A personal column about adjusting to life in a dorm
A college dorm is a melting pot, filled to the brim with different people, styles, and cultures, all coexisting and influencing each other. When I chose to write a story on college dorm life I expected to hear nothing but complaints, horror stories about communal bathrooms, terrible roommates, gripes and dislikes galore. Instead, I was surprised to find that people enjoy living the dorm life.
Living on campus in college can be a crash course in self-sufficiency. Mom and dad aren't there to drag you out of bed in the morning, and no one will be doing your laundry for you anymore. Yet despite the shock of sudden independence, dorm life presents a positive side. It allows you to integrate into a community of your peers. It presents the opportunity to make lifelong friends. Living in the dorms can help you learn social skills and ease the adjustment period to life at a new school.
Chethan Sarabu, a freshman at Cornell University, said that dorm life is an amazing experience.
"It really opens up your eyes to the enormous size of the world, she said. You realize there are so many different people out there yet there are also so many common interests. Living in the same dorm provides people with a common experience. There are so many opportunities to meet new people whether it be in the laundry room, bathroom or TV lounge, and it's guaranteed that many of these people will be unlike anyone you've ever met before. Dorm life opens up your eyes to new quirks and different cultures.

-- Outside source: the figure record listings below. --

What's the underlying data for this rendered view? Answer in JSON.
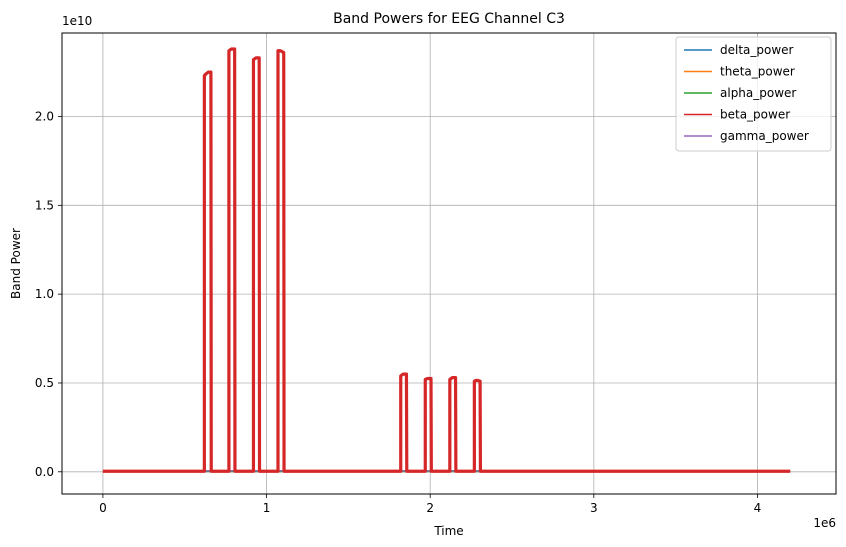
{
  "chart_data": {
    "type": "line",
    "title": "Band Powers for EEG Channel C3",
    "xlabel": "Time",
    "ylabel": "Band Power",
    "x_offset_label": "1e6",
    "y_offset_label": "1e10",
    "xlim": [
      -250000,
      4480000
    ],
    "ylim": [
      -1250000000.0,
      24700000000.0
    ],
    "xticks": [
      0,
      1000000,
      2000000,
      3000000,
      4000000
    ],
    "xtick_labels": [
      "0",
      "1",
      "2",
      "3",
      "4"
    ],
    "yticks": [
      0,
      5000000000.0,
      10000000000.0,
      15000000000.0,
      20000000000.0
    ],
    "ytick_labels": [
      "0.0",
      "0.5",
      "1.0",
      "1.5",
      "2.0"
    ],
    "grid": true,
    "legend_position": "top-right",
    "series": [
      {
        "name": "delta_power",
        "color": "#1f77b4",
        "points": [
          [
            0,
            20000000.0
          ],
          [
            4200000,
            20000000.0
          ]
        ]
      },
      {
        "name": "theta_power",
        "color": "#ff7f0e",
        "points": [
          [
            0,
            25000000.0
          ],
          [
            4200000,
            25000000.0
          ]
        ]
      },
      {
        "name": "alpha_power",
        "color": "#2ca02c",
        "points": [
          [
            0,
            22000000.0
          ],
          [
            4200000,
            22000000.0
          ]
        ]
      },
      {
        "name": "beta_power",
        "color": "#d62728",
        "points": [
          [
            0,
            30000000.0
          ],
          [
            620000,
            30000000.0
          ],
          [
            620000,
            22300000000.0
          ],
          [
            630000,
            22400000000.0
          ],
          [
            645000,
            22500000000.0
          ],
          [
            660000,
            22500000000.0
          ],
          [
            662000,
            30000000.0
          ],
          [
            770000,
            30000000.0
          ],
          [
            770000,
            23700000000.0
          ],
          [
            785000,
            23800000000.0
          ],
          [
            805000,
            23800000000.0
          ],
          [
            807000,
            30000000.0
          ],
          [
            920000,
            30000000.0
          ],
          [
            920000,
            23200000000.0
          ],
          [
            935000,
            23300000000.0
          ],
          [
            955000,
            23300000000.0
          ],
          [
            957000,
            30000000.0
          ],
          [
            1070000,
            30000000.0
          ],
          [
            1070000,
            23700000000.0
          ],
          [
            1085000,
            23700000000.0
          ],
          [
            1105000,
            23600000000.0
          ],
          [
            1107000,
            30000000.0
          ],
          [
            1820000,
            30000000.0
          ],
          [
            1820000,
            5400000000.0
          ],
          [
            1835000,
            5500000000.0
          ],
          [
            1855000,
            5500000000.0
          ],
          [
            1857000,
            30000000.0
          ],
          [
            1970000,
            30000000.0
          ],
          [
            1970000,
            5200000000.0
          ],
          [
            1985000,
            5250000000.0
          ],
          [
            2005000,
            5250000000.0
          ],
          [
            2007000,
            30000000.0
          ],
          [
            2120000,
            30000000.0
          ],
          [
            2120000,
            5200000000.0
          ],
          [
            2135000,
            5300000000.0
          ],
          [
            2155000,
            5300000000.0
          ],
          [
            2157000,
            30000000.0
          ],
          [
            2270000,
            30000000.0
          ],
          [
            2270000,
            5100000000.0
          ],
          [
            2285000,
            5150000000.0
          ],
          [
            2305000,
            5100000000.0
          ],
          [
            2307000,
            30000000.0
          ],
          [
            4200000,
            30000000.0
          ]
        ]
      },
      {
        "name": "gamma_power",
        "color": "#9467bd",
        "points": [
          [
            0,
            60000000.0
          ],
          [
            4200000,
            60000000.0
          ]
        ]
      }
    ]
  }
}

I've had wonderful discussions about differences in culture with international students over laundry. I've become good friends with a girl who has lived in Sweden and India, and a guy from Saipan, a Commonwealth of the Northern Mariana Islands. I've danced with a guy from Morocco and learned the varying terminology for "soda" (or "pop", depending on what state you come from). I have been exposed to a myriad of cultures outside and within the United States, all due to the people in my dorm.
Andrea Volza, a freshman at the University of Rochester, sayid the experience is definitely different from high school.
"The dorm becomes your family, she said, "and by becoming a family you really get to know each other and learn how to understand each other.
By walking into someone's dorm room you can get a feel for who they are - via posters, pictures, books, and their CD collection. My roommate has a Harry Potter bedspread and I have my enormous collection of books. A girl next door decorated her entire wall with photos of friends and family.
The sense of both community and freedom are particularly appealing to dorm-dwellers. Stephen Blaker, a freshman at Tufts University said he likes living under his own rules.
"I feel like I'm an adult living within my own rules, he said. "[but at the same time] I think living off-campus would separate me from the community. I really like living in an all-freshman dorm too, because everybody is so ready to meet everybody and make new friends, so it is really easy to be social and loud because everybody else is.
I am a freshman living in an all-freshman dorm and the things I've learned about relationships and interactions between people have been priceless. I learned how important it is to look out for one another when, during the first week at school, I found a girl from my dorm lying on the bathroom floor. She had drank way too much and had passed out. I was glad I was there to help. You can always count on someone to be there.
Dorm life is a once-in-a-lifetime experience. The benefits of living a communal life are really beyond measure, and it is essential for a full college experience.